U.K.'s Risky Current-Account Deficit Isn’t as Big as Was Thought

  • Statistics office revises trade data for 2015 and 2016
  • Bank of England sees current account as major stability risk

The Bank of England got some good news this week: the current account deficit isn’t as massive as everyone thought.

Just days after the bank cited it as one of the key risks to U.K. financial stability, the Office for National Statistics said the balance of payments deficit is almost 3 billion pounds narrower than originally measured. It was 5.4 percent of GDP in the second quarter, instead of the 5.9 percent previously estimated.

The changes are due to an error in the erratics category, which includes gold, silver, precious stones, aircraft and ships, the statistics office said on Tuesday. The revisions affect data from January 2015 to September 2016, with most quarters seeing an improvement in the current account picture.

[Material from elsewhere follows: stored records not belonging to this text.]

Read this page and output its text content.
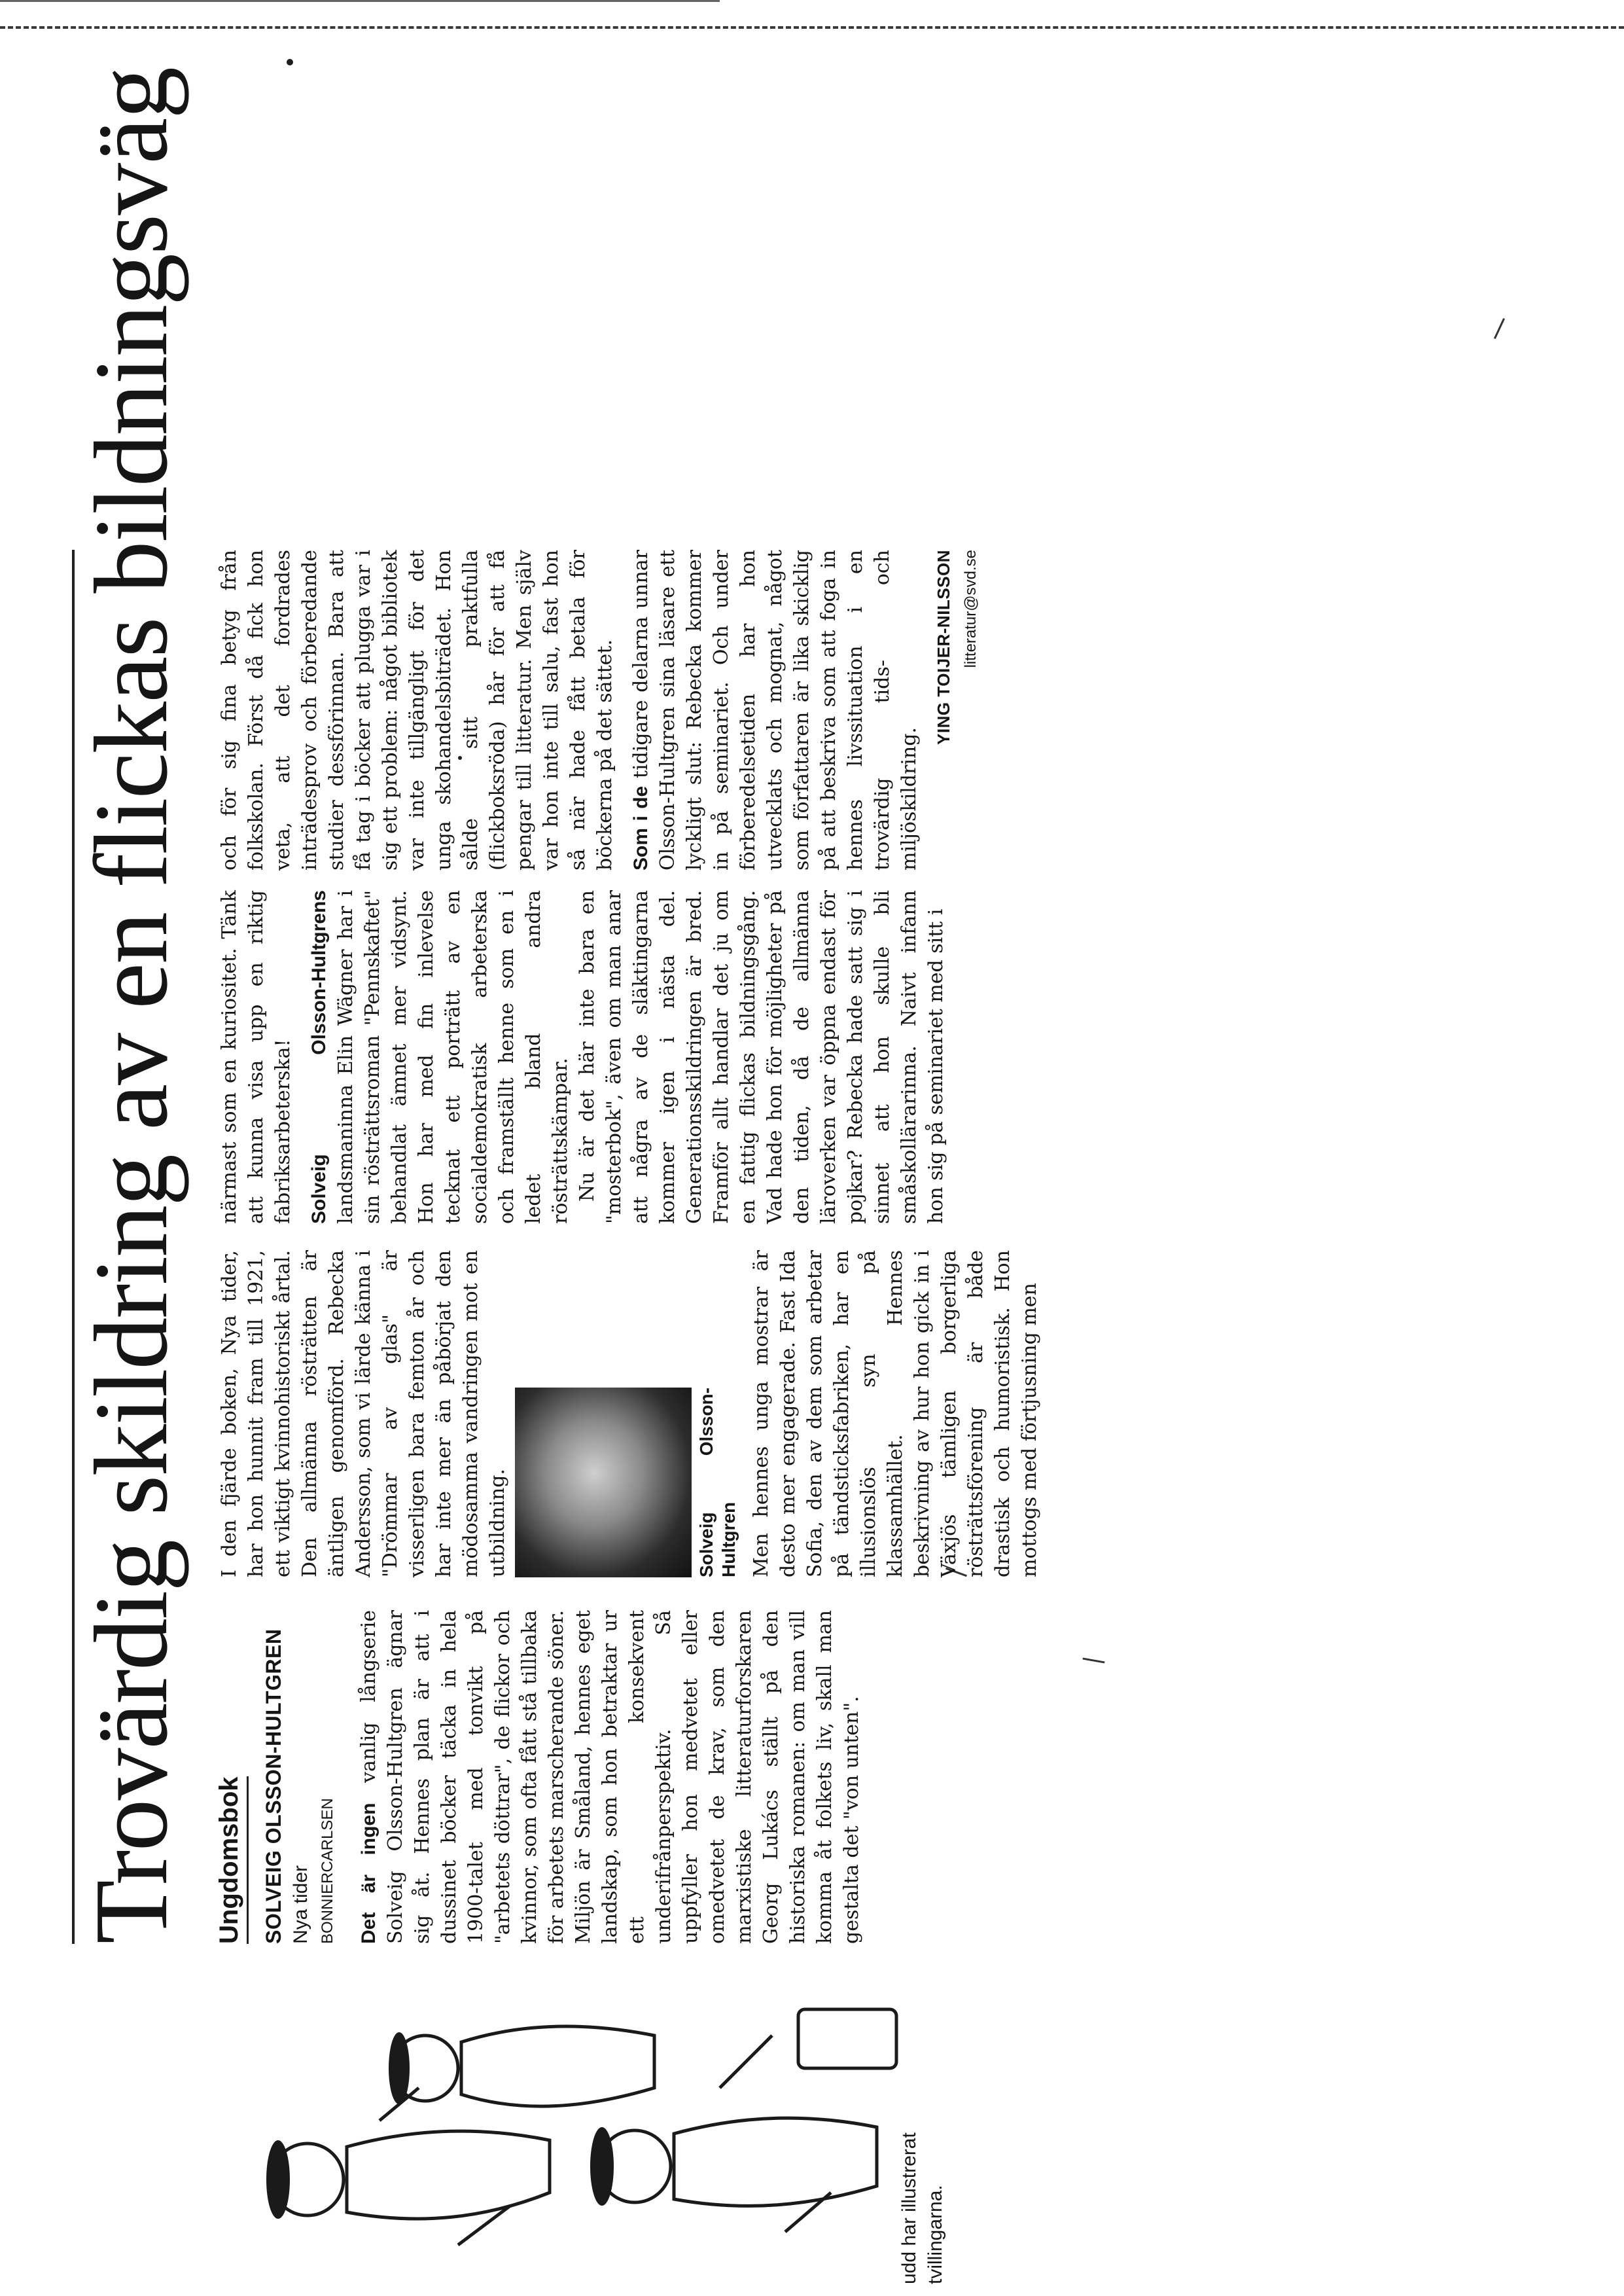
Trovärdig skildring av en flickas bildningsväg
udd har illustrerat
tvillingarna.
Ungdomsbok SOLVEIG OLSSON-HULTGREN Nya tider BONNIERCARLSEN Det är ingen vanlig långserie Solveig Olsson-Hultgren ägnar sig åt. Hennes plan är att i dussinet böcker täcka in hela 1900-talet med tonvikt på "arbetets döttrar", de flickor och kvinnor, som ofta fått stå tillbaka för arbetets marscherande söner. Miljön är Småland, hennes eget landskap, som hon betraktar ur ett konsekvent underifrånperspektiv. Så uppfyller hon medvetet eller omedvetet de krav, som den marxistiske litteraturforskaren Georg Lukács ställt på den historiska romanen: om man vill komma åt folkets liv, skall man gestalta det "von unten".

I den fjärde boken, Nya tider, har hon hunnit fram till 1921, ett viktigt kvinnohistoriskt årtal. Den allmänna rösträtten är äntligen genomförd. Rebecka Andersson, som vi lärde känna i "Drömmar av glas" är visserligen bara femton år och har inte mer än påbörjat den mödosamma vandringen mot en utbildning.	Solveig Olsson-Hultgren Men hennes unga mostrar är desto mer engagerade. Fast Ida Sofia, den av dem som arbetar på tändsticksfabriken, har en illusionslös syn på klassamhället. Hennes beskrivning av hur hon gick in i Växjös tämligen borgerliga rösträttsförening är både drastisk och humoristisk. Hon mottogs med förtjusning men

närmast som en kuriositet. Tänk att kunna visa upp en riktig fabriksarbeterska! Solveig Olsson-Hultgrens landsmaninna Elin Wägner har i sin rösträttsroman "Pennskaftet" behandlat ämnet mer vidsynt. Hon har med fin inlevelse tecknat ett porträtt av en socialdemokratisk arbeterska och framställt henne som en i ledet bland andra rösträttskämpar. Nu är det här inte bara en "mosterbok", även om man anar att några av de släktingarna kommer igen i nästa del. Generationsskildringen är bred. Framför allt handlar det ju om en fattig flickas bildningsgång. Vad hade hon för möjligheter på den tiden, då de allmänna läroverken var öppna endast för pojkar? Rebecka hade satt sig i sinnet att hon skulle bli småskollärarinna. Naivt infann hon sig på seminariet med sitt i

och för sig fina betyg från folkskolan. Först då fick hon veta, att det fordrades inträdesprov och förberedande studier dessförinnan. Bara att få tag i böcker att plugga var i sig ett problem: något bibliotek var inte tillgängligt för det unga skohandelsbiträdet. Hon sålde sitt praktfulla (flickboksröda) hår för att få pengar till litteratur. Men själv var hon inte till salu, fast hon så när hade fått betala för böckerna på det sättet. Som i de tidigare delarna unnar Olsson-Hultgren sina läsare ett lyckligt slut: Rebecka kommer in på seminariet. Och under förberedelsetiden har hon utvecklats och mognat, något som författaren är lika skicklig på att beskriva som att foga in hennes livssituation i en trovärdig tids- och miljöskildring.

YING TOIJER-NILSSON litteratur@svd.se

The error doesn’t affect trade in services, though revisions to goods mean the total third-quarter deficit was 6 billion pounds bigger than previously thought, at 17 billion pounds. That suggests net trade was a drag on growth in the period, whereas it was previously estimated to have added to expansion.

“There is no impact on total GDP, as the corrections to components of trade and the acquisitions less disposals of valuables offset each other,” the ONS said of the period from the first quarter of 2015 to the second quarter of 2016. It will publish its next estimate of third-quarter economic growth on Dec. 23, when it will also release balance of payments data for the three months.

The record current-account deficit in the fourth quarter of last year, at 7 percent of GDP, was also revised down, slipping to 6 percent. The BOE highlighted it as a risk in its Financial Stability Report on Nov. 30.

While the pound’s 15 percent drop since the Brexit referendum should help to narrow the deficit, the central bank said it’s also at risk as details of the “future trading relationships with the European Union and other countries are as yet unknown.”

Financial services, for instance, “currently benefit from relatively open access to EU markets” and the surplus in financial services trade is about 3 percent of GDP, a big proportion of which is with the EU. The financing of the deficit is also vulnerable to a reduction in foreign investor appetite for U.K. assets, the BOE said.